L’importanza del backup
strategie 3-2-1 per la resilienza
Perché il backup è cruciale
- I disastri succedono: guasti hardware, errori umani, malware o ransomware, eventi naturali, furti. Senza copie di sicurezza, la perdita può essere irreversibile.
- Normative e compliance spesso impongono la capacità di recupero e la continuità operativa, oltre alla protezione dei dati personali (es. GDPR) e le responsabilità aziendali.
- Avere backup affidabili riduce tempi di inattività (downtime), danni economici e danni di reputazione.
La regola 3-2-1: che cos’è
La strategia 3-2-1 è uno standard raccomandato per la protezione dei dati, semplice ma molto efficace.
I suoi pilastri sono:
- Tre copie dei dati: il dato originale più almeno due copie aggiuntive;
questo per avere ridondanza in caso di guasto, corruzione o perdita. - Due tipi di supporto differenti: usare media diversi (es. disco rigido, NAS, tape, cloud, storage remoto) in modo che un tipo di media non sia un unico punto di fallimento.
- Una copia off-site: almeno una delle copie deve trovarsi in un luogo geografico o fisico diverso (o nel cloud remoto) per proteggersi da disastri locali o eventi che compromettono l’intero sito.
Evoluzioni moderne: da 3-2-1 a 3-2-1-1-0
L’ambiente tecnologico e le minacce sono mutate, e alcune organizzazioni integrano la 3-2-1 con altri elementi:
- Una copia “immutabile” o “air-gapped”: che non possa essere alterata o eliminata, utile contro ransomware che tentano di cancellare o criptare anche i backup.
- Verifica del ripristino (zero errori): test periodici per assicurarsi che i backup siano effettivamente recuperabili. Un backup che non si può ripristinare è inutile.
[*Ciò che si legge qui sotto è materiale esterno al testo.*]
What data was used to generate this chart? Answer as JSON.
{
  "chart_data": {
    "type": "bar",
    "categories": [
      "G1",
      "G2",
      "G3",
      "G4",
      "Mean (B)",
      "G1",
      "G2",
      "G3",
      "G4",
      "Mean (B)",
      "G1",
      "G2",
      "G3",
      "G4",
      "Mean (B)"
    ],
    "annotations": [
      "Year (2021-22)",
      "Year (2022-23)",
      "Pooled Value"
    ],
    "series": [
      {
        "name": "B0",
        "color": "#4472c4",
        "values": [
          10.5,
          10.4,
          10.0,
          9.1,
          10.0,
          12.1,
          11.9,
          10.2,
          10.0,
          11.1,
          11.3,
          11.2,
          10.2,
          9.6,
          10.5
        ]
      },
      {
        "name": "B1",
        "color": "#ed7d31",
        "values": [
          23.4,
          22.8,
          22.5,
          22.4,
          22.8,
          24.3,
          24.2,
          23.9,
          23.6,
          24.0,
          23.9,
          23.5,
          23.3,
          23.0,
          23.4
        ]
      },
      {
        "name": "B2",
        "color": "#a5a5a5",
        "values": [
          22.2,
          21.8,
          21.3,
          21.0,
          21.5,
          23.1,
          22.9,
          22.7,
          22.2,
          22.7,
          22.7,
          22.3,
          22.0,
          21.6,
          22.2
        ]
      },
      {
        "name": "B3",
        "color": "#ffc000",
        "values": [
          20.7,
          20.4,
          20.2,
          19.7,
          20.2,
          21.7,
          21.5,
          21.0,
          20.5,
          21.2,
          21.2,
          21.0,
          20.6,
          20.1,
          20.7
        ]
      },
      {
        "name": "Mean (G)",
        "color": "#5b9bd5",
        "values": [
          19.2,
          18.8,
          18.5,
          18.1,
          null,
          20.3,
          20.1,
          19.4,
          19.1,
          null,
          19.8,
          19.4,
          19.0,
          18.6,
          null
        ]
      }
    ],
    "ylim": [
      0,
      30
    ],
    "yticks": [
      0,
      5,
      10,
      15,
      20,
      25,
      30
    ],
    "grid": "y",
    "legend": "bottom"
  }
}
Come implementare concretamente la strategia 3-2-1
Ecco una roadmap operativa per aziende che vogliono adottare (o migliorare) la strategia di backup:
| Fase | Azioni consigliate |
| Valutazione iniziale | Identificare i dati critici; stabilire RPO (Recovery Point Objective) e RTO (Recovery Time Objective); comprendere le fonti del rischio (hardware, malware, errore umano, disastro fisico). |
| Selezione dei media | Scegliere supporti diversi: ad es. dischi locali, NAS, tape, cloud; valutare costi, performance, sicurezza. |
| Implementazione del backup off-site | Usare sistemi cloud, data center remoti, storage geografico separato; se possibile combinare con copia fisica conservata in luogo sicuro. |
| Air-Gap / Immutabilità | Prevedere almeno una copia separata dal network o protetta in maniera che non possa essere alterata da attaccanti. |
| Cifre regolari e automazione | Automatizzare i backup; schedulare in modo che le copie siano aggiornate con frequenza adatta al rischio. |
| Test di ripristino | Verifiche periodiche (simulazioni) per garantire che i backup siano integri e ripristinabili; documentare i risultati. |
| Monitoraggio e revisione | Controllo costante dei backup (log, integrità); revisioni della strategia in base a cambiamenti tecnologici, di scala o di minaccia. |
Conclusione
La regola 3-2-1 è un pilastro della resilienza digitale. Non offre certezze assolute da sola, ma combinata con automazione, test, immutabilità e backup off-site diventa una difesa solida contro molte forme di disastro informatico. Per aziende che vogliono restare operative in situazioni avverse, implementarla correttamente è una priorità.